East Turkistan has a rich and distinctive history, enhanced by its position along the Silk Road bridging mainland China and the ancient Arabic, Persian and European cultures to the west. Since 1949, East Turkistan has become a nuclear testing ground for the Chinese military, it is home to large numbers of Chinese military and paramilitary units, and it is the site of numerous forced labor camps administered by the Chinese authorities.
The population of approximately 23 million includes several Turkic-speaking Muslim ethnic groups, of which the Uyghurs, numbering more than 11 million, are the largest. As a result of Chinese government policies, the percentage of ethnic Chinese in East Turkistan has grown from four percent in 1949 to more than 40 percent at present, constituting some 8 million people.
Much like Tibetans, Uyghurs in East Turkistan have struggled for cultural survival in the face of a government-supported influx of Chinese migrants, as well as harsh repression of political dissent and any expression, of their distinct identity, however lawful or peaceful.

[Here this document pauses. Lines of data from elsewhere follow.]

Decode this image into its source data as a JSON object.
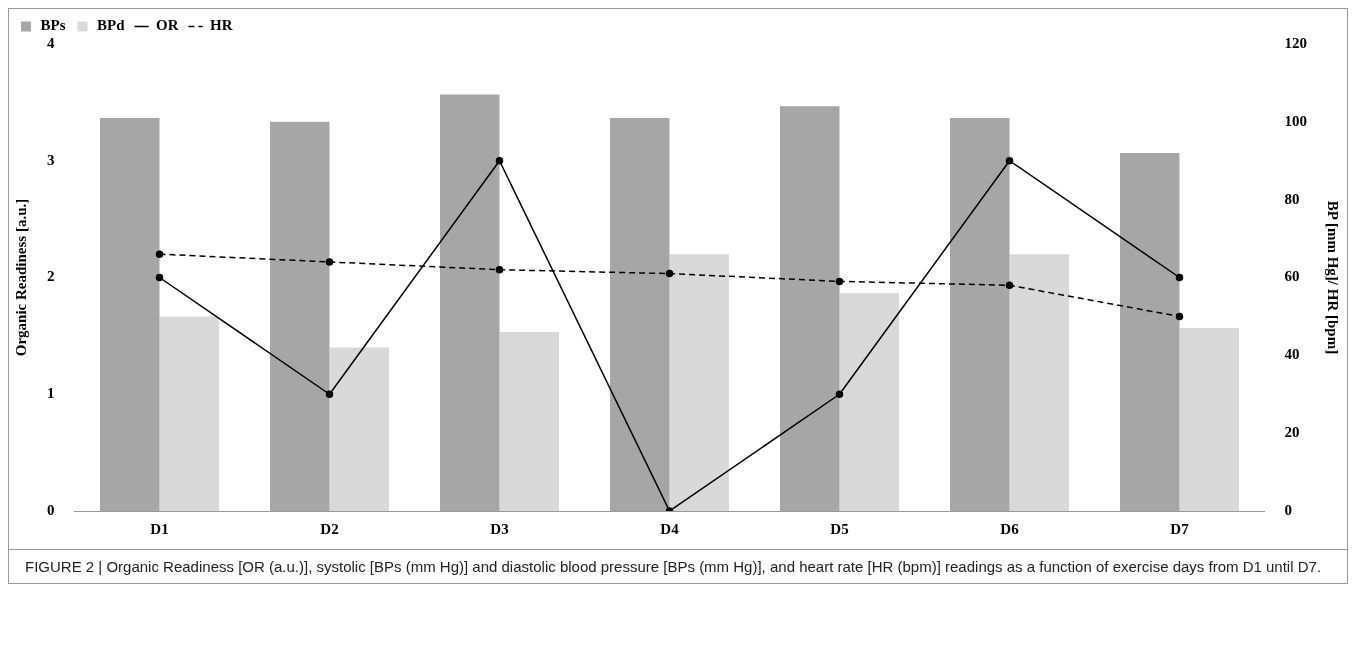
{
  "chart_data": {
    "type": "bar",
    "categories": [
      "D1",
      "D2",
      "D3",
      "D4",
      "D5",
      "D6",
      "D7"
    ],
    "ylabel": "Organic Readiness [a.u.]",
    "y2label": "BP [mm Hg]/ HR [bpm]",
    "ylim": [
      0,
      4
    ],
    "yticks": [
      0,
      1,
      2,
      3,
      4
    ],
    "y2lim": [
      0,
      120
    ],
    "y2ticks": [
      0,
      20,
      40,
      60,
      80,
      100,
      120
    ],
    "grid": false,
    "legend": "top left",
    "marker": "circle",
    "series": [
      {
        "name": "BPs",
        "axis": "y2",
        "color": "#a6a6a6",
        "values": [
          101,
          100,
          107,
          101,
          104,
          101,
          92
        ]
      },
      {
        "name": "BPd",
        "axis": "y2",
        "color": "#d9d9d9",
        "values": [
          50,
          42,
          46,
          66,
          56,
          66,
          47
        ]
      },
      {
        "name": "OR",
        "type": "line",
        "axis": "y",
        "color": "#000000",
        "line_style": "solid",
        "values": [
          2,
          1,
          3,
          0,
          1,
          3,
          2
        ]
      },
      {
        "name": "HR",
        "type": "line",
        "axis": "y2",
        "color": "#000000",
        "line_style": "dashed",
        "values": [
          66,
          64,
          62,
          61,
          59,
          58,
          50
        ]
      }
    ],
    "annotations": [
      "FIGURE 2 | Organic Readiness [OR (a.u.)], systolic [BPs (mm Hg)] and diastolic blood pressure [BPs (mm Hg)], and heart rate [HR (bpm)] readings as a function of exercise days from D1 until D7."
    ]
  }
}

Reports from East Turkistan document a pattern of abuse including political imprisonment, torture, and disappearances. With only a few extremely rare exceptions, Uyghurs continue to be the only population in China consistently subjected to executions for political and religious offenses. Mosques are summarily closed and the Uyghur language is banned from use in schools. Uyghurs are subjected to compulsory unpaid labor on infrastructures, such as oil or gas lines to transfer East Turkistan’s resources to mainland China.